Quattro saranno gli appuntamenti musicali legati alla kermesse che durerà tutto il mese di giugno. Quattro appuntamenti imperdibili, a ingresso gratuito, con artisti di spessore legati a doppio filo con l'agro atellano. Ad iniziare saranno i Brigan, domenica sera, nella cavea della Casa delle Arti. Domenica 16 giugno toccherà ai Brew 4et (Luigi Varavallo) e sette giorni dopo sarà la volta di "Alma Partenopea", trio composto da Gianni Guarracino, Leo D'Angelo e Andrea Carbone. A chiudere la kermesse sarà Giovanni Sorvillo insieme ai Tiempo Antico domenica 30 giugno.

"AtellArie perché promuoviamo la musica e le canzoni legate all'area dove una volta sorgeva l'Antica Atella - hanno fatto sapere dal sodalizio culturale guidato da Antonio Tanzillo - Nel campo musicale un'aria è un brano articolato in strofe o sezioni che, nel nostro caso, è prodotto da musicisti atellani. Partiremo con i Brigan, un gruppo che ci porta nel mondo e con la musica, vi assicuro, ci porterà il mondo nella Casa delle Arti"

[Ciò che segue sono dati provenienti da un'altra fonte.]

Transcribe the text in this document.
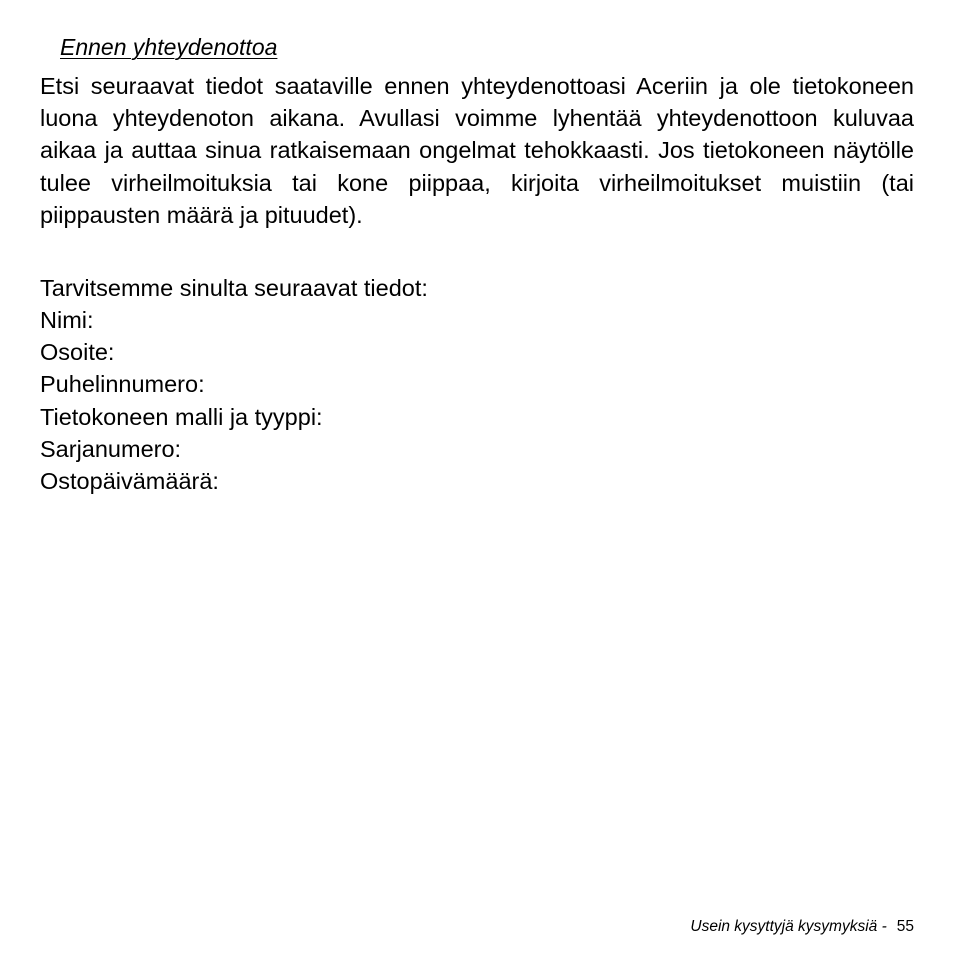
Ennen yhteydenottoa

Etsi seuraavat tiedot saataville ennen yhteydenottoasi Aceriin ja ole tietokoneen luona yhteydenoton aikana. Avullasi voimme lyhentää yhteydenottoon kuluvaa aikaa ja auttaa sinua ratkaisemaan ongelmat tehokkaasti. Jos tietokoneen näytölle tulee virheilmoituksia tai kone piippaa, kirjoita virheilmoitukset muistiin (tai piippausten määrä ja pituudet).

Tarvitsemme sinulta seuraavat tiedot:

Nimi:
Osoite:
Puhelinnumero:
Tietokoneen malli ja tyyppi:
Sarjanumero:
Ostopäivämäärä:
Usein kysyttyjä kysymyksiä - 55
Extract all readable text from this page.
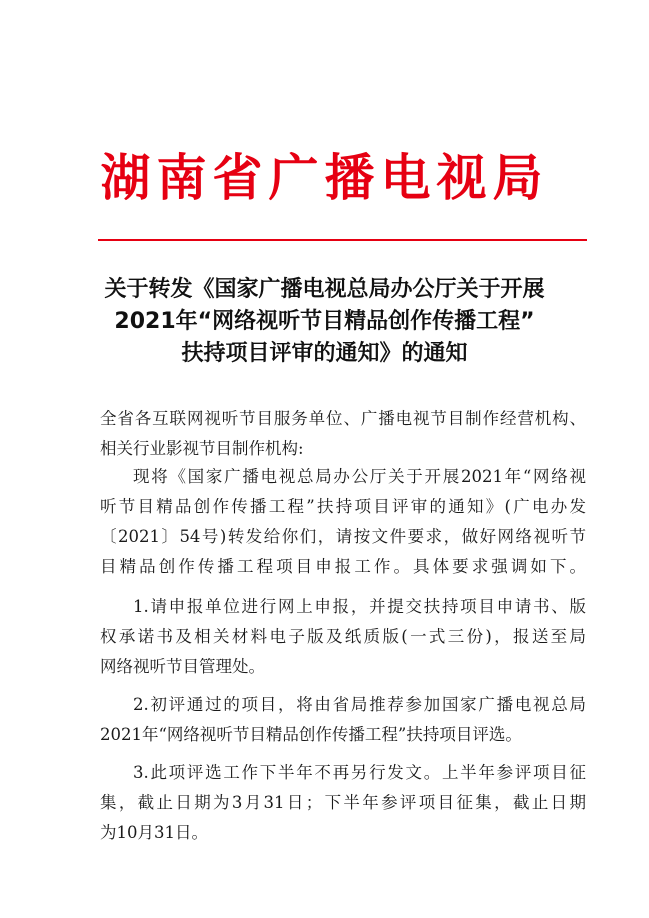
湖南省广播电视局
关于转发《国家广播电视总局办公厅关于开展
2021年“网络视听节目精品创作传播工程”
扶持项目评审的通知》的通知
全省各互联网视听节目服务单位、广播电视节目制作经营机构、
相关行业影视节目制作机构:
现将《国家广播电视总局办公厅关于开展2021年“网络视
听节目精品创作传播工程”扶持项目评审的通知》(广电办发
〔2021〕54号)转发给你们，请按文件要求，做好网络视听节
目精品创作传播工程项目申报工作。具体要求强调如下。
1.请申报单位进行网上申报，并提交扶持项目申请书、版
权承诺书及相关材料电子版及纸质版(一式三份)，报送至局
网络视听节目管理处。
2.初评通过的项目，将由省局推荐参加国家广播电视总局
2021年“网络视听节目精品创作传播工程”扶持项目评选。
3.此项评选工作下半年不再另行发文。上半年参评项目征
集，截止日期为3月31日；下半年参评项目征集，截止日期
为10月31日。
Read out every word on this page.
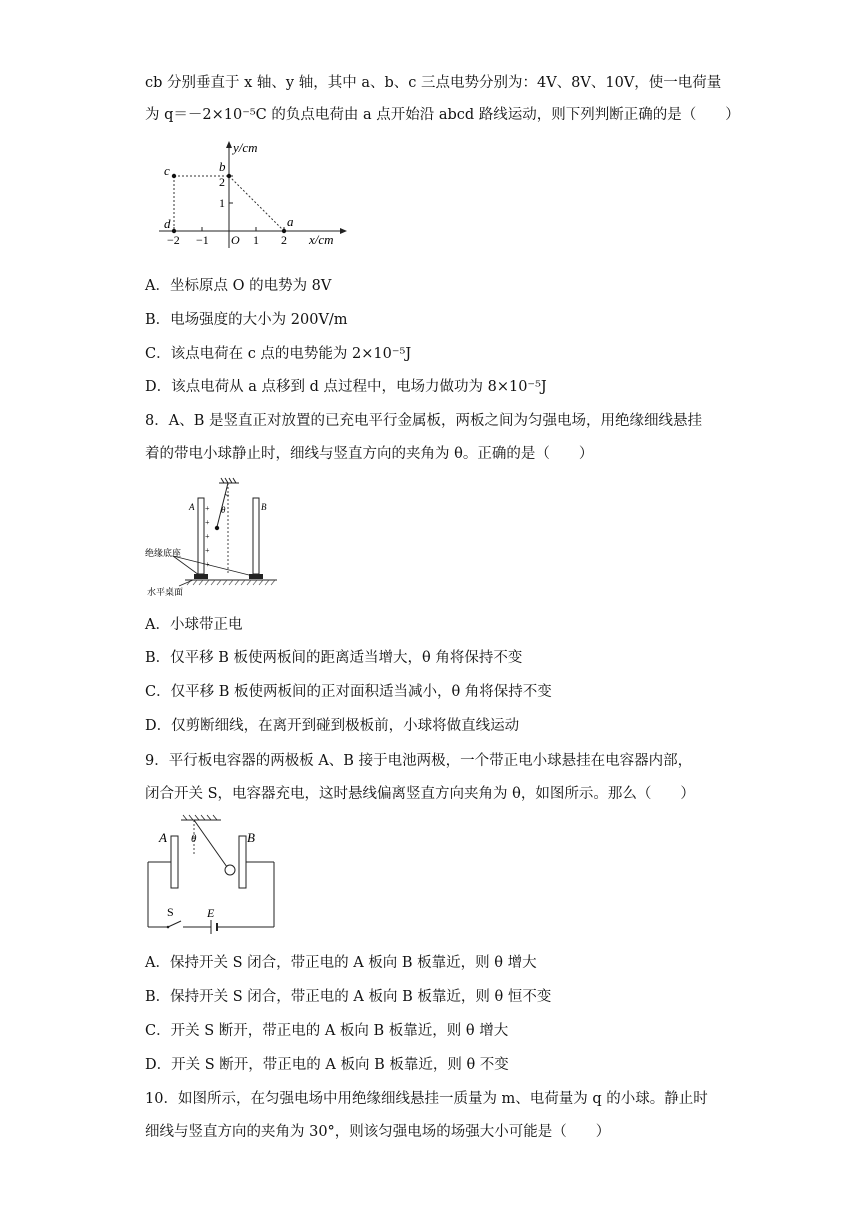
cb 分别垂直于 x 轴、y 轴，其中 a、b、c 三点电势分别为：4V、8V、10V，使一电荷量
为 q＝－2×10⁻⁵C 的负点电荷由 a 点开始沿 abcd 路线运动，则下列判断正确的是（　　）
y/cm
x/cm
O
−2 −1	1 2
1
2
a
b
c
d
A．坐标原点 O 的电势为 8V
B．电场强度的大小为 200V/m
C．该点电荷在 c 点的电势能为 2×10⁻⁵J
D．该点电荷从 a 点移到 d 点过程中，电场力做功为 8×10⁻⁵J
8．A、B 是竖直正对放置的已充电平行金属板，两板之间为匀强电场，用绝缘细线悬挂
着的带电小球静止时，细线与竖直方向的夹角为 θ。正确的是（　　）
θ
A +
+
+
+
B
绝缘底座
水平桌面
A．小球带正电
B．仅平移 B 板使两板间的距离适当增大，θ 角将保持不变
C．仅平移 B 板使两板间的正对面积适当减小，θ 角将保持不变
D．仅剪断细线，在离开到碰到极板前，小球将做直线运动
9．平行板电容器的两极板 A、B 接于电池两极，一个带正电小球悬挂在电容器内部，
闭合开关 S，电容器充电，这时悬线偏离竖直方向夹角为 θ，如图所示。那么（　　）
θ
A	B
S	E
A．保持开关 S 闭合，带正电的 A 板向 B 板靠近，则 θ 增大
B．保持开关 S 闭合，带正电的 A 板向 B 板靠近，则 θ 恒不变
C．开关 S 断开，带正电的 A 板向 B 板靠近，则 θ 增大
D．开关 S 断开，带正电的 A 板向 B 板靠近，则 θ 不变
10．如图所示，在匀强电场中用绝缘细线悬挂一质量为 m、电荷量为 q 的小球。静止时
细线与竖直方向的夹角为 30°，则该匀强电场的场强大小可能是（　　）
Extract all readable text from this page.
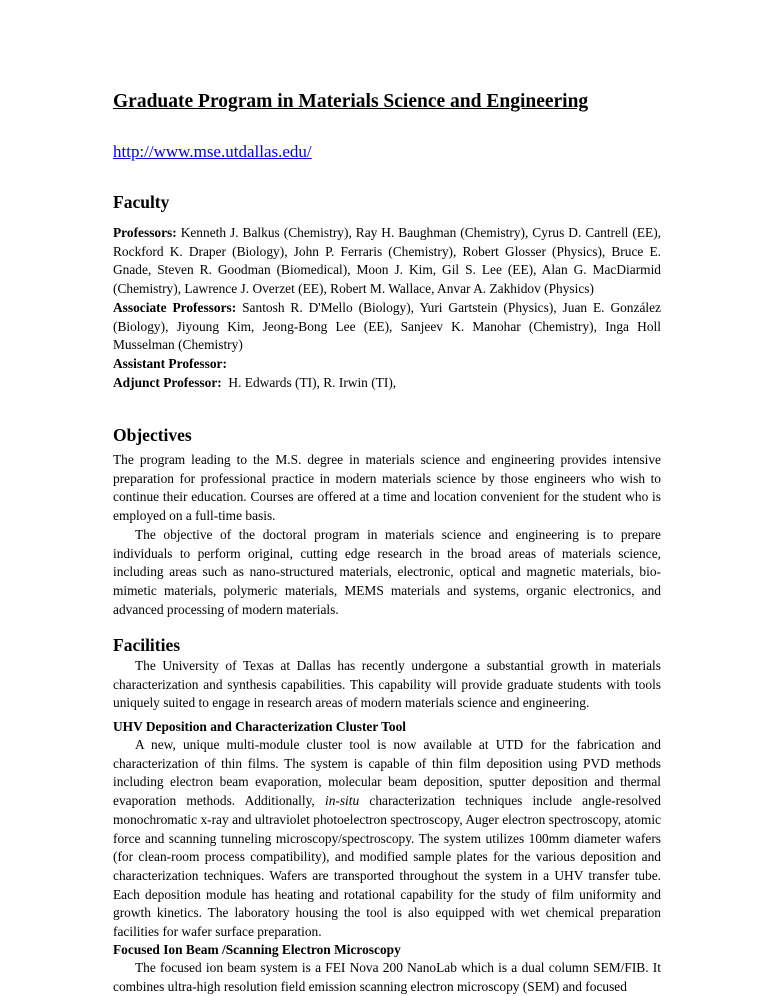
Graduate Program in Materials Science and Engineering
http://www.mse.utdallas.edu/
Faculty

Professors: Kenneth J. Balkus (Chemistry), Ray H. Baughman (Chemistry), Cyrus D. Cantrell (EE), Rockford K. Draper (Biology), John P. Ferraris (Chemistry), Robert Glosser (Physics), Bruce E. Gnade, Steven R. Goodman (Biomedical), Moon J. Kim, Gil S. Lee (EE), Alan G. MacDiarmid (Chemistry), Lawrence J. Overzet (EE), Robert M. Wallace, Anvar A. Zakhidov (Physics)

Associate Professors: Santosh R. D'Mello (Biology), Yuri Gartstein (Physics), Juan E. González (Biology), Jiyoung Kim, Jeong-Bong Lee (EE), Sanjeev K. Manohar (Chemistry), Inga Holl Musselman (Chemistry)

Assistant Professor:

Adjunct Professor:  H. Edwards (TI), R. Irwin (TI),

Objectives

The program leading to the M.S. degree in materials science and engineering provides intensive preparation for professional practice in modern materials science by those engineers who wish to continue their education. Courses are offered at a time and location convenient for the student who is employed on a full-time basis.

The objective of the doctoral program in materials science and engineering is to prepare individuals to perform original, cutting edge research in the broad areas of materials science, including areas such as nano-structured materials, electronic, optical and magnetic materials, bio-mimetic materials, polymeric materials, MEMS materials and systems, organic electronics, and advanced processing of modern materials.

Facilities

The University of Texas at Dallas has recently undergone a substantial growth in materials characterization and synthesis capabilities. This capability will provide graduate students with tools uniquely suited to engage in research areas of modern materials science and engineering.

UHV Deposition and Characterization Cluster Tool

A new, unique multi-module cluster tool is now available at UTD for the fabrication and characterization of thin films. The system is capable of thin film deposition using PVD methods including electron beam evaporation, molecular beam deposition, sputter deposition and thermal evaporation methods. Additionally, in-situ characterization techniques include angle-resolved monochromatic x-ray and ultraviolet photoelectron spectroscopy, Auger electron spectroscopy, atomic force and scanning tunneling microscopy/spectroscopy. The system utilizes 100mm diameter wafers (for clean-room process compatibility), and modified sample plates for the various deposition and characterization techniques. Wafers are transported throughout the system in a UHV transfer tube. Each deposition module has heating and rotational capability for the study of film uniformity and growth kinetics. The laboratory housing the tool is also equipped with wet chemical preparation facilities for wafer surface preparation.

Focused Ion Beam /Scanning Electron Microscopy

The focused ion beam system is a FEI Nova 200 NanoLab which is a dual column SEM/FIB. It combines ultra-high resolution field emission scanning electron microscopy (SEM) and focused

Co-prodotto da Rocco Pasquariello, “Rúa San Giacomo”, il nuovo disco dei Brigan, vede  il quartetto di Sant’Arpino proseguire nell’originale “camino” di studio e ricerca nel ponente iberico. Costituitosi nel 2009, dopo le esplorazioni “celtiche” a proiezione irlandese e bretone dei primi lavori, nel 2013 il gruppo del casertano si afferma al concorso “Universo Folk” di Oviedo. Da quel momento si tuffa a fondo nello studio delle sonorità della Galizia e delle regioni limitrofe del nord-ovest, tra Spagna e Portogallo, indagandone le analogie ritmiche e gli affini profili melodici con il Sud Italia, realizza incontri sonori, facendo fruttare le lunghe residenze nelle terre iberiche, fondendo «colori, suoni e atmosfere in un unico linguaggio», come scrive il maestro Peppe Barra nelle note di presentazione al disco. Ideato e registrato tra Santiago de Compostela e il paese del casertano, nell’album muiñeira, jota, alala, tarantelle, villanelle e canti trovano sentieri comuni nella cifra artistica dei Brigan, che sono Francesco Di Cristofaro (voce, gaita sanabresa, gaita galiziana, gaita, pito pastoril, low whistle, bansuri, sisco giuglianese, fisarmonica, mandolino, zampogna), Ivan Del Vecchio (mandoloncello, chitarra classica, chitarra acustica, chitarra dodici corde), Simone Lombardi (cori, castagnette, unghie di capra, bombo, vieiras), Gabriele Tinto (cori, tammorre, tamburelli, pandero cuadrado, pandero de peñaparda, pandereta galiziana, pandereta asturiana, pandereta cantabrica, vieiras, tambor, sanabrese, tamboril galiziano, bombo, tromba degli zingari, castagnette).